Original comment by phil.boo...@gtempaccount.com on 5 Nov 2009 at 12:56

GoogleCodeExporter commented 8 years ago
Just wanted to make a note that I tried a recent WebKit nightly (r50541) on the 
off-
chance that it might magically fix this issue somehow, but it didn't.

Original comment by phil.boo...@gtempaccount.com on 11 Nov 2009 at 10:51

GoogleCodeExporter commented 8 years ago
I've also tried using Safari 3.2.2 and that also exhibits this problem.

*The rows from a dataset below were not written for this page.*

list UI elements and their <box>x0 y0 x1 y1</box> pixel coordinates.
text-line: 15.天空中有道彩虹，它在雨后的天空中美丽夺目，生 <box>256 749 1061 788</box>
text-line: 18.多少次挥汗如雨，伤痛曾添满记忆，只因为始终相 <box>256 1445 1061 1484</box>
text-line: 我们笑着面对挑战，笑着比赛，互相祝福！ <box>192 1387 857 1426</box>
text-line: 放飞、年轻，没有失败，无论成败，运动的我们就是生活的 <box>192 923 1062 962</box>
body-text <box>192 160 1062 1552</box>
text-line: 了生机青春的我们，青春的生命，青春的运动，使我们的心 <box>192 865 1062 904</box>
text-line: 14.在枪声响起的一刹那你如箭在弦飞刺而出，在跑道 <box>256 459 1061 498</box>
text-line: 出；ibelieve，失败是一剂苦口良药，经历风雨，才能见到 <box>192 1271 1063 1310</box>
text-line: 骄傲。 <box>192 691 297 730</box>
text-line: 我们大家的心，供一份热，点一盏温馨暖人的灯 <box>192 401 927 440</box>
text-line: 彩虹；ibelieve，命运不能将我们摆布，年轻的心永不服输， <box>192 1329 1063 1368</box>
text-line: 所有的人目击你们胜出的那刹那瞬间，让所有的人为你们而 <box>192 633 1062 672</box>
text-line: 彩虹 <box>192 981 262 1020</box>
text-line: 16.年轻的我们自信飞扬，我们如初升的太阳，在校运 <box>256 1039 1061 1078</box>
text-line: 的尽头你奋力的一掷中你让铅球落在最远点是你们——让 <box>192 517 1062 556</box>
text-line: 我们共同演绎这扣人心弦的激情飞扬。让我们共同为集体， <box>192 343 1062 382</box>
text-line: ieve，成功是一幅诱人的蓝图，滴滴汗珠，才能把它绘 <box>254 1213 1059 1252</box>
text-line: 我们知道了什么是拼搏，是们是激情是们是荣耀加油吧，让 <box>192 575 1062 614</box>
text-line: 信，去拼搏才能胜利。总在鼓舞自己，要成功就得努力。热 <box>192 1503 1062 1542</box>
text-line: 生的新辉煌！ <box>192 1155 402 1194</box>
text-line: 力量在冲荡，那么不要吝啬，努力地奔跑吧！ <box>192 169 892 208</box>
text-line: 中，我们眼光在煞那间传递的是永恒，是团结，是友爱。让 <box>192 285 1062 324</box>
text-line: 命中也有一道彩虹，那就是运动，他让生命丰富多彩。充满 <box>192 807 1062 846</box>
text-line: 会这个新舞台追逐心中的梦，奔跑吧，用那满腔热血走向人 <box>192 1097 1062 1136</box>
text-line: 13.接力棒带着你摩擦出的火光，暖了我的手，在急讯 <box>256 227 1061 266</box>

Original comment by phil.boo...@gtempaccount.com on 11 Nov 2009 at 12:52

GoogleCodeExporter commented 8 years ago
I managed to pin-point this issue this afternoon and the apply a hack to fix 
it. 
Basically in XHTML mode in Safari we attempt to inject an "at-rule" ie 
@namespace i'm 
not sure if this is valid behaviour. I think we ignore it in FF and IE and 
Chrome is a 
little more robust and is able to recover by using the enabled property 
properly; I 
commented out the line 209 in UxUtils.js and Safari works as expected. I 
personally 
think that it is same to assume that the namespace declaration exists? If not 
then we 
need a way to add a namespace to the stylesheet?

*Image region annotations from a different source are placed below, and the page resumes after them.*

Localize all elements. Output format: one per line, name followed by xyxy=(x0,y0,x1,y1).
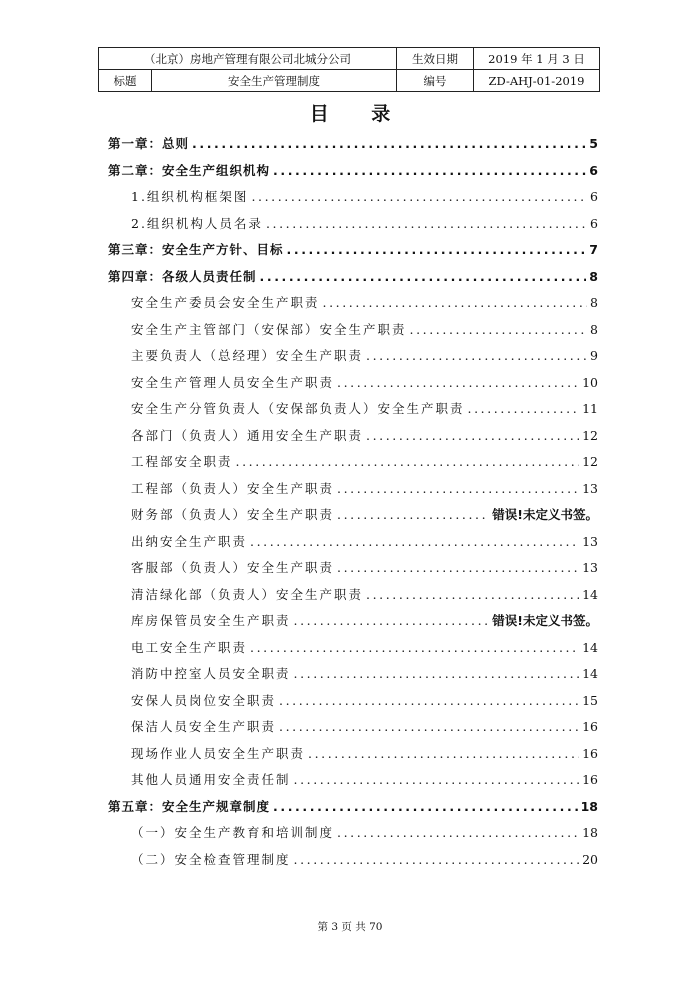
toc-leader-dots xyxy=(250,638,579,658)
toc-entry-label: 工程部安全职责 xyxy=(131,454,233,469)
toc-entry[interactable] xyxy=(131,479,598,499)
toc-entry[interactable] xyxy=(131,373,598,393)
toc-entry[interactable] xyxy=(131,691,598,711)
toc-entry[interactable] xyxy=(131,214,598,234)
effective-date-label: 生效日期 xyxy=(397,48,474,70)
toc-entry-page: 5 xyxy=(589,136,598,151)
toc-entry-page: 6 xyxy=(590,215,598,231)
toc-leader-dots xyxy=(279,717,579,737)
toc-leader-dots xyxy=(410,320,588,340)
toc-entry-page: 15 xyxy=(582,692,598,708)
toc-entry[interactable] xyxy=(131,452,598,472)
toc-entry-page: 16 xyxy=(582,719,598,734)
toc-entry-page: 16 xyxy=(582,745,598,761)
toc-entry[interactable] xyxy=(131,585,598,605)
toc-entry-label: （一）安全生产教育和培训制度 xyxy=(131,825,335,840)
toc-leader-dots xyxy=(337,505,489,525)
toc-entry-page: 7 xyxy=(589,242,598,257)
toc-entry-error-text: 错误!未定义书签。 xyxy=(492,613,598,628)
toc-entry-page: 8 xyxy=(590,295,598,310)
toc-entry[interactable] xyxy=(131,823,598,843)
toc-leader-dots xyxy=(337,558,579,578)
toc-entry-page: 12 xyxy=(582,427,598,443)
toc-entry-page: 13 xyxy=(582,560,598,575)
toc-entry-label: 消防中控室人员安全职责 xyxy=(131,666,291,681)
toc-entry-label: 清洁绿化部（负责人）安全生产职责 xyxy=(131,586,364,602)
toc-entry-label: 2.组织机构人员名录 xyxy=(131,215,263,231)
toc-leader-dots xyxy=(294,664,580,684)
toc-entry[interactable] xyxy=(108,797,598,817)
toc-leader-dots xyxy=(266,214,587,234)
toc-entry-page: 18 xyxy=(580,798,598,814)
toc-entry-label: 工程部（负责人）安全生产职责 xyxy=(131,480,335,496)
toc-entry-label: 第二章：安全生产组织机构 xyxy=(108,162,271,178)
toc-entry-label: 安全生产管理人员安全生产职责 xyxy=(131,374,335,390)
toc-entry-label: 主要负责人（总经理）安全生产职责 xyxy=(131,348,364,363)
toc-entry-label: 安全生产分管负责人（安保部负责人）安全生产职责 xyxy=(131,401,465,416)
toc-entry[interactable] xyxy=(131,426,598,446)
toc-entry[interactable] xyxy=(131,744,598,764)
toc-entry-label: 第一章：总则 xyxy=(108,136,190,151)
toc-entry[interactable] xyxy=(108,161,598,181)
toc-entry[interactable] xyxy=(108,267,598,287)
toc-leader-dots xyxy=(337,373,579,393)
toc-leader-dots xyxy=(366,426,579,446)
toc-entry-page: 8 xyxy=(590,321,598,337)
toc-entry-page: 13 xyxy=(582,533,598,549)
toc-leader-dots xyxy=(366,585,579,605)
toc-entry-page: 20 xyxy=(582,851,598,867)
toc-leader-dots xyxy=(294,770,580,790)
toc-leader-dots xyxy=(308,744,579,764)
toc-entry-page: 12 xyxy=(582,454,598,469)
toc-entry[interactable] xyxy=(131,611,598,631)
toc-entry-label: 第三章：安全生产方针、目标 xyxy=(108,242,284,257)
toc-entry-label: 1.组织机构框架图 xyxy=(131,189,249,204)
toc-entry-page: 6 xyxy=(590,189,598,204)
toc-leader-dots xyxy=(294,611,490,631)
toc-entry-label: 各部门（负责人）通用安全生产职责 xyxy=(131,427,364,443)
toc-entry-error-text: 错误!未定义书签。 xyxy=(492,507,598,522)
toc-entry-label: 出纳安全生产职责 xyxy=(131,533,248,549)
toc-leader-dots xyxy=(273,797,578,817)
toc-entry[interactable] xyxy=(131,532,598,552)
toc-leader-dots xyxy=(337,479,579,499)
toc-entry[interactable] xyxy=(131,320,598,340)
toc-entry[interactable] xyxy=(131,850,598,870)
toc-entry-page: 6 xyxy=(589,162,598,178)
document-title: 安全生产管理制度 xyxy=(152,70,397,92)
toc-entry-label: （二）安全检查管理制度 xyxy=(131,851,291,867)
toc-entry-label: 安保人员岗位安全职责 xyxy=(131,692,277,708)
toc-entry[interactable] xyxy=(131,558,598,578)
toc-entry-page: 11 xyxy=(582,401,598,416)
toc-title: 目 录 xyxy=(309,103,409,125)
document-number: ZD-AHJ-01-2019 xyxy=(474,70,600,92)
toc-leader-dots xyxy=(250,532,579,552)
toc-entry-page: 16 xyxy=(582,772,598,787)
toc-entry-label: 保洁人员安全生产职责 xyxy=(131,719,277,734)
toc-entry[interactable] xyxy=(131,770,598,790)
toc-leader-dots xyxy=(323,293,588,313)
effective-date: 2019 年 1 月 3 日 xyxy=(474,48,600,70)
toc-entry-page: 9 xyxy=(590,348,598,363)
toc-entry[interactable] xyxy=(131,399,598,419)
toc-leader-dots xyxy=(287,240,587,260)
toc-leader-dots xyxy=(236,452,580,472)
toc-entry-label: 安全生产委员会安全生产职责 xyxy=(131,295,320,310)
toc-entry[interactable] xyxy=(131,187,598,207)
company-name: （北京）房地产管理有限公司北城分公司 xyxy=(99,48,397,70)
toc-entry-label: 安全生产主管部门（安保部）安全生产职责 xyxy=(131,321,407,337)
toc-entry-label: 其他人员通用安全责任制 xyxy=(131,772,291,787)
toc-entry-page: 13 xyxy=(582,480,598,496)
toc-entry-page: 8 xyxy=(589,268,598,284)
toc-entry[interactable] xyxy=(108,134,598,154)
toc-entry[interactable] xyxy=(131,293,598,313)
toc-leader-dots xyxy=(337,823,579,843)
toc-entry-label: 财务部（负责人）安全生产职责 xyxy=(131,507,335,522)
toc-entry-page: 10 xyxy=(582,374,598,390)
toc-leader-dots xyxy=(273,161,586,181)
toc-leader-dots xyxy=(294,850,580,870)
toc-leader-dots xyxy=(260,267,587,287)
toc-leader-dots xyxy=(279,691,579,711)
toc-entry-page: 18 xyxy=(582,825,598,840)
page-footer: 第 3 页 共 70 xyxy=(317,921,383,933)
toc-entry-page: 14 xyxy=(582,666,598,681)
toc-entry-label: 客服部（负责人）安全生产职责 xyxy=(131,560,335,575)
number-label: 编号 xyxy=(397,70,474,92)
toc-entry-page: 14 xyxy=(582,639,598,655)
toc-entry[interactable] xyxy=(131,664,598,684)
toc-entry[interactable] xyxy=(131,638,598,658)
title-label: 标题 xyxy=(99,70,152,92)
toc-entry-page: 14 xyxy=(582,586,598,602)
toc-leader-dots xyxy=(192,134,586,154)
toc-entry[interactable] xyxy=(131,505,598,525)
toc-entry-label: 库房保管员安全生产职责 xyxy=(131,613,291,628)
toc-entry[interactable] xyxy=(131,346,598,366)
toc-entry-label: 现场作业人员安全生产职责 xyxy=(131,745,306,761)
toc-leader-dots xyxy=(366,346,587,366)
toc-leader-dots xyxy=(251,187,587,207)
toc-entry-label: 第四章：各级人员责任制 xyxy=(108,268,257,284)
toc-entry-label: 电工安全生产职责 xyxy=(131,639,248,655)
toc-entry[interactable] xyxy=(108,240,598,260)
toc-leader-dots xyxy=(468,399,580,419)
toc-entry[interactable] xyxy=(131,717,598,737)
toc-entry-label: 第五章：安全生产规章制度 xyxy=(108,798,271,814)
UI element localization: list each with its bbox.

Original comment by erik...@gmail.com on 28 Nov 2009 at 12:23

GoogleCodeExporter commented 8 years ago
Excellent work identifying this, Erik. Unfortunately the fix doesn't seem to 
work for 
me. Are there any other changes in your working copy?

Also, on the question of whether we can assume the existence of the @namespace 
rule, I 
don't think we can. I reckon we'd need to find a way round the issue of adding 
it. But 
that's just me, others might think differently.

Original comment by phil.boo...@gtempaccount.com on 30 Nov 2009 at 10:29

GoogleCodeExporter commented 8 years ago
There is a remote possibility that test cases 11.8.b and 11.8.c are also 
symptoms of 
whatever is causing this issue. Certainly they are Safari-specific and they 
rely on 
UX.addClassName (for the .header-ready class, in this case).